Ocean Power Technologies, Inc.
April 3, 2019
Page 2
Based on the foregoing, and subject to the limitations and qualifications set forth herein, we are of the opinion that: (i) the Shares have been duly and validly authorized, and upon their issuance, delivery and payment therefor in the manner contemplated by the Registration Statement and Underwriting Agreement, will be legally issued, fully paid and non-assessable; (ii) the Common Warrants have been duly and validly authorized, and upon their issuance, delivery and payment therefor in the manner contemplated by the Registration Statement, their terms and the Underwriting Agreement, will be valid and binding obligations of the Company; (iii) the Warrant Shares, when issued and paid for in accordance with the terms of the Common Warrants will be validly issued, fully paid and non-assessable; (iv) the Pre-Funded Warrants have been duly and validly authorized, and upon their issuance, delivery and payment therefor in the manner contemplated by the Registration Statement, their terms and the Underwriting Agreement, will be valid and binding obligations of the Company; and (v) the Pre-Funded Warrant Shares, when issued and paid for in accordance with the terms of the Pre-Funded Warrants will be validly issued, fully paid and non-assessable.

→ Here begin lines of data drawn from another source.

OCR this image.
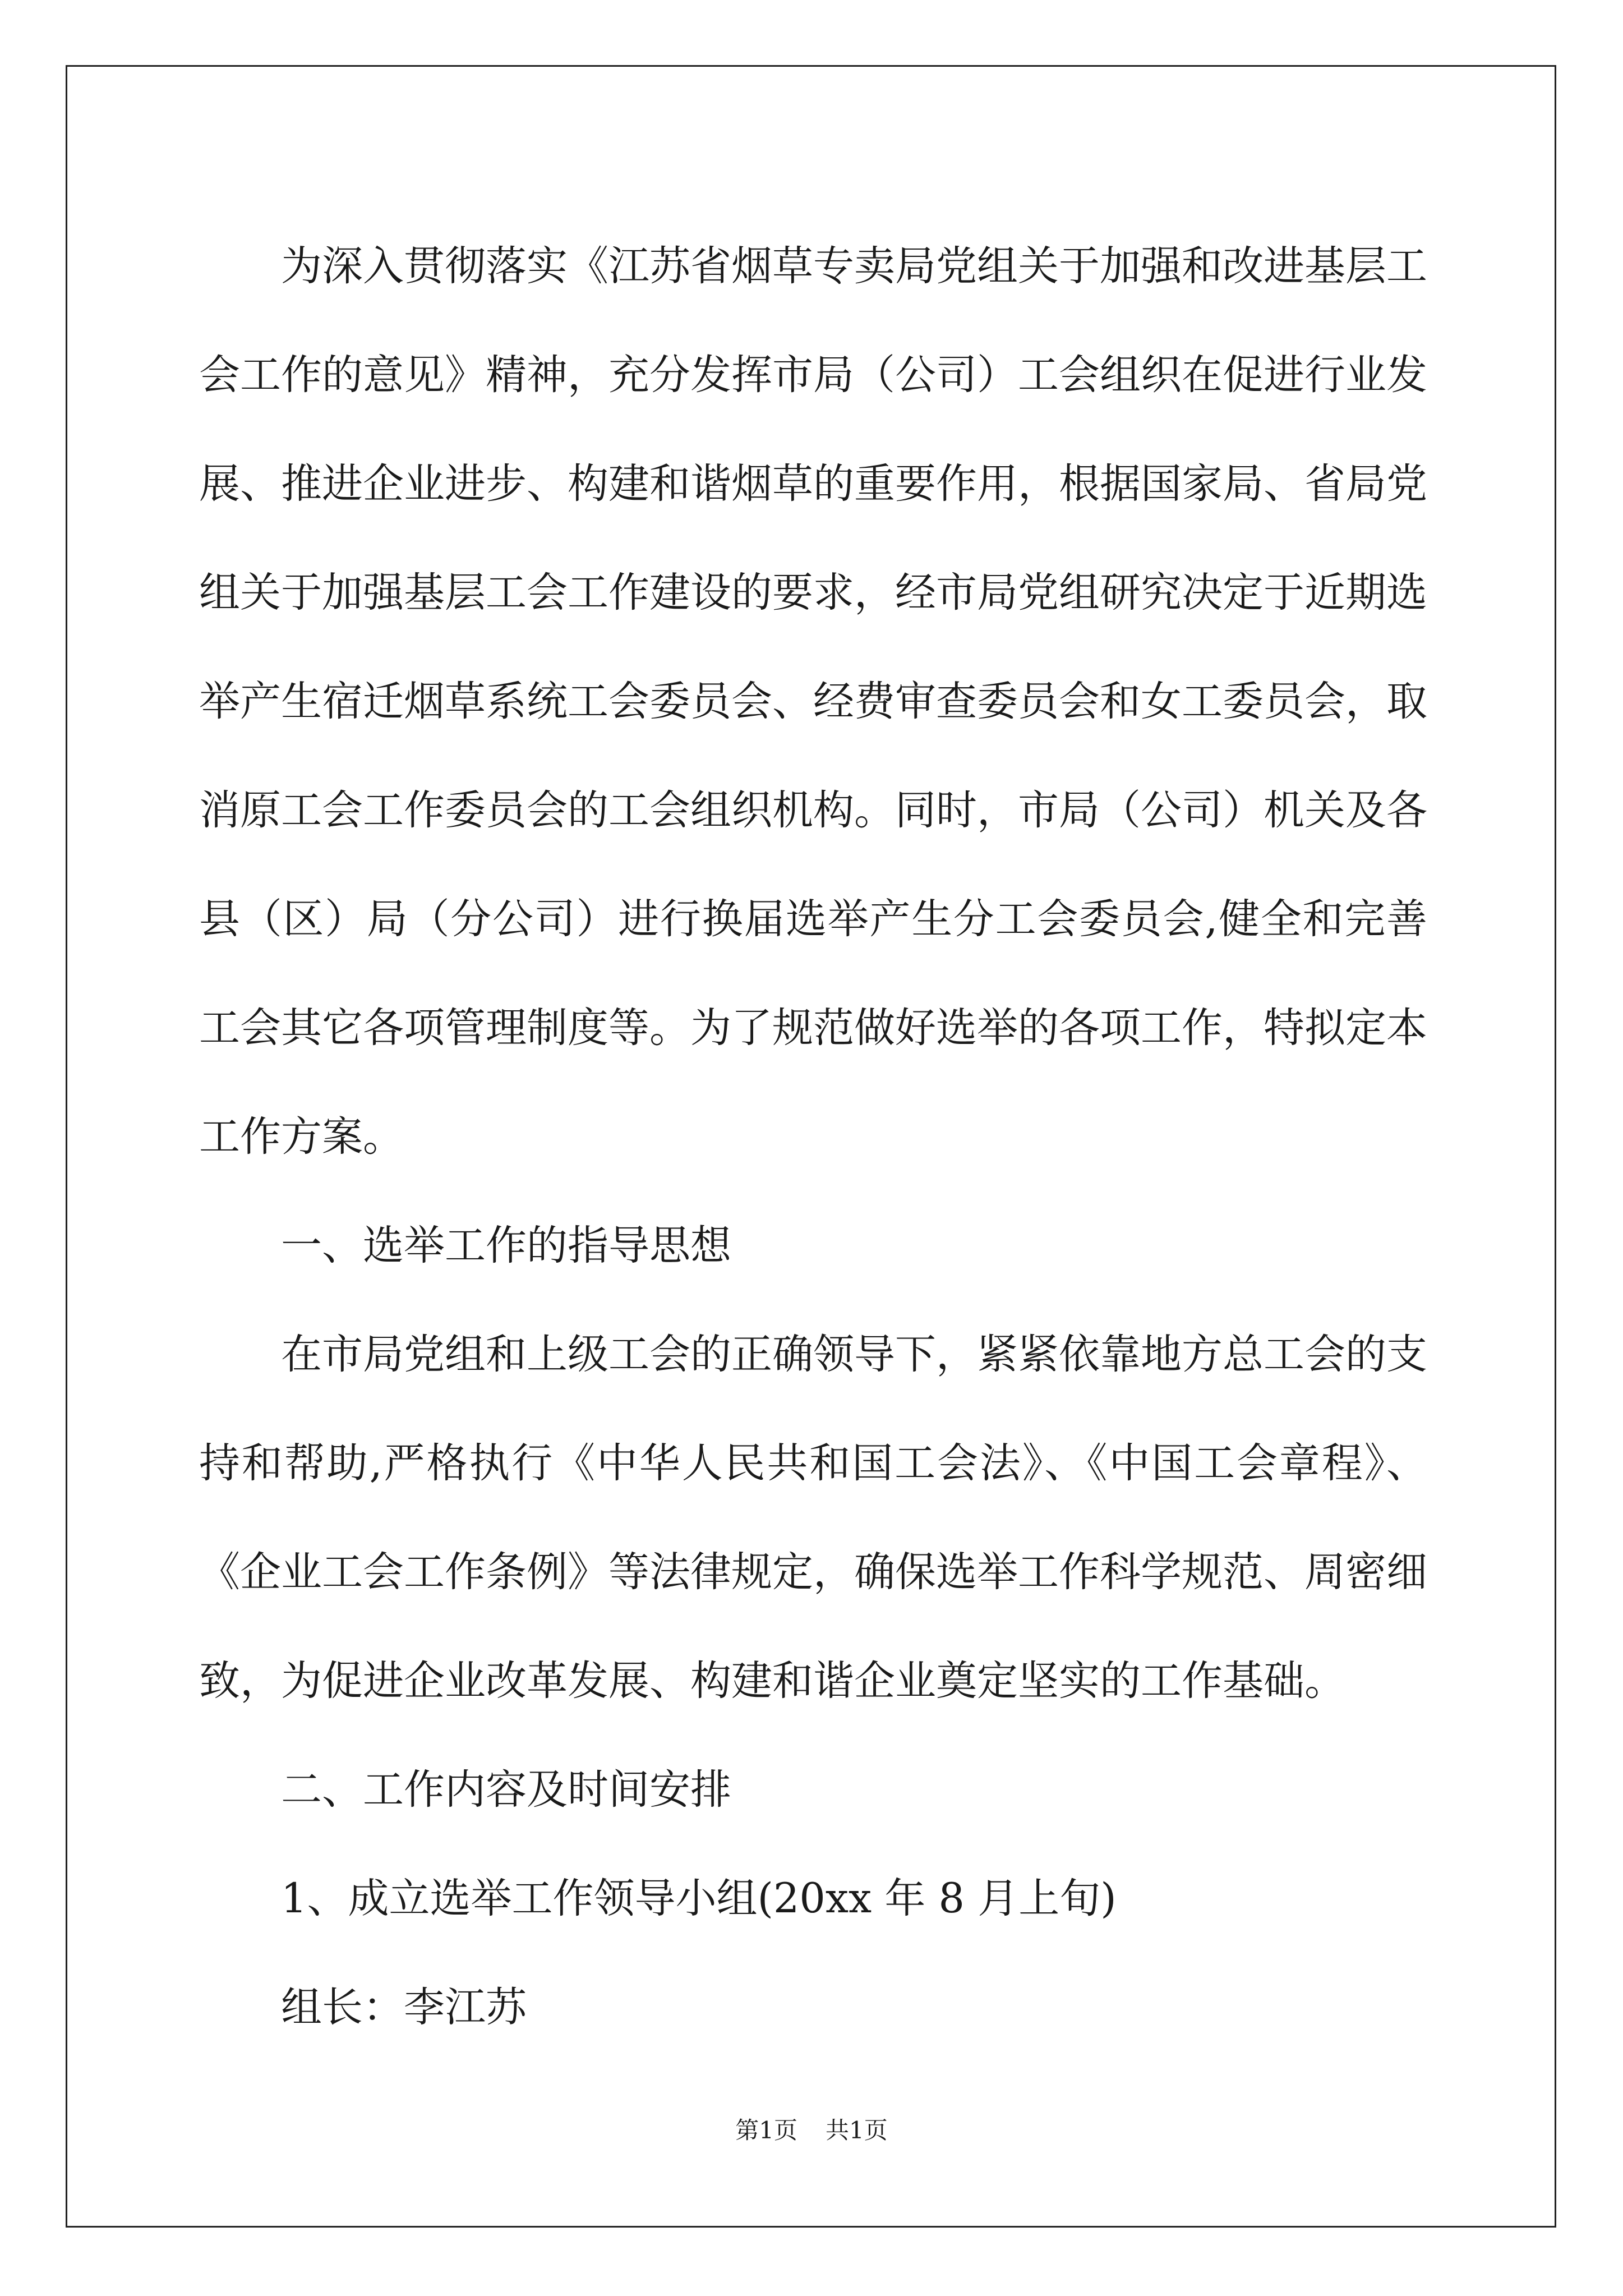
为深入贯彻落实《江苏省烟草专卖局党组关于加强和改进基层工会工作的意见》精神，充分发挥市局（公司）工会组织在促进行业发展、推进企业进步、构建和谐烟草的重要作用，根据国家局、省局党组关于加强基层工会工作建设的要求，经市局党组研究决定于近期选举产生宿迁烟草系统工会委员会、经费审查委员会和女工委员会，取消原工会工作委员会的工会组织机构。同时，市局（公司）机关及各县（区）局（分公司）进行换届选举产生分工会委员会,健全和完善工会其它各项管理制度等。为了规范做好选举的各项工作，特拟定本工作方案。

一、选举工作的指导思想

在市局党组和上级工会的正确领导下，紧紧依靠地方总工会的支持和帮助,严格执行《中华人民共和国工会法》、《中国工会章程》、《企业工会工作条例》等法律规定，确保选举工作科学规范、周密细致，为促进企业改革发展、构建和谐企业奠定坚实的工作基础。

二、工作内容及时间安排

1、成立选举工作领导小组(20xx 年 8 月上旬)

组长：李江苏

第1页 共1页
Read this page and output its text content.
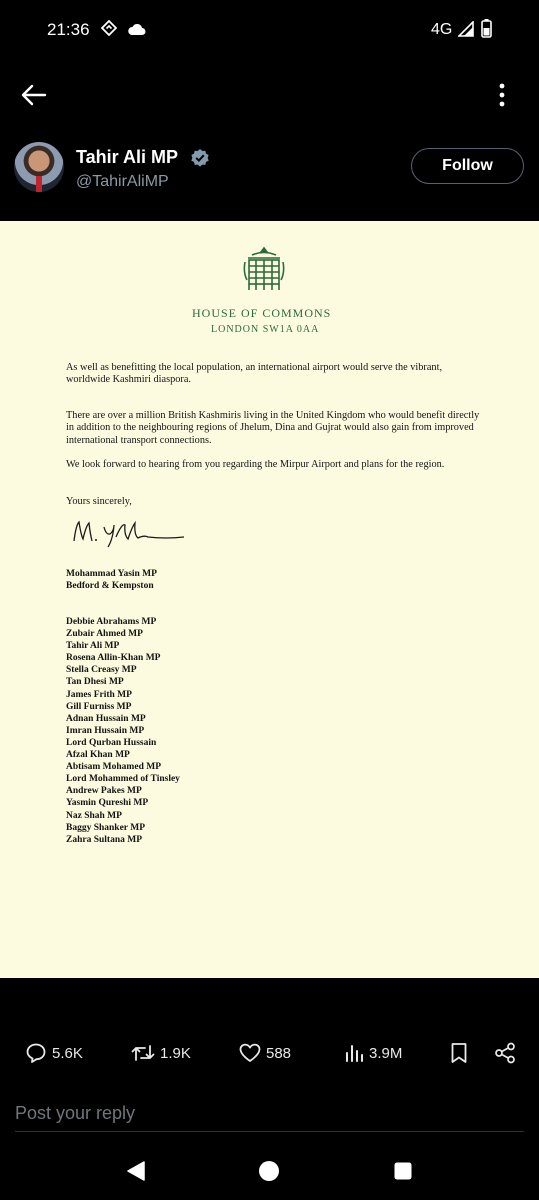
21:36	4G
Tahir Ali MP
@TahirAliMP
Follow
HOUSE OF COMMONS
LONDON SW1A 0AA
As well as benefitting the local population, an international airport would serve the vibrant, worldwide Kashmiri diaspora.
There are over a million British Kashmiris living in the United Kingdom who would benefit directly in addition to the neighbouring regions of Jhelum, Dina and Gujrat would also gain from improved international transport connections.
We look forward to hearing from you regarding the Mirpur Airport and plans for the region.
Yours sincerely,
Mohammad Yasin MP
Bedford & Kempston
Debbie Abrahams MP
Zubair Ahmed MP
Tahir Ali MP
Rosena Allin-Khan MP
Stella Creasy MP
Tan Dhesi MP
James Frith MP
Gill Furniss MP
Adnan Hussain MP
Imran Hussain MP
Lord Qurban Hussain
Afzal Khan MP
Abtisam Mohamed MP
Lord Mohammed of Tinsley
Andrew Pakes MP
Yasmin Qureshi MP
Naz Shah MP
Baggy Shanker MP
Zahra Sultana MP
5.6K	1.9K	588	3.9M
Post your reply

The opinions set forth above are limited in all respects to matters of the General Corporation Law of the State of Delaware and applicable federal law.
We hereby consent to the filing of this opinion as Exhibit 5.1 to the Registration Statement. We also consent to the references to our Firm under the heading “Legal Matters” in the prospectus included in the Registration Statement. In giving this consent, we do not hereby admit we are in the category of persons whose consent is required under Section 7 of the Act or the rules and regulations of the Commission thereunder.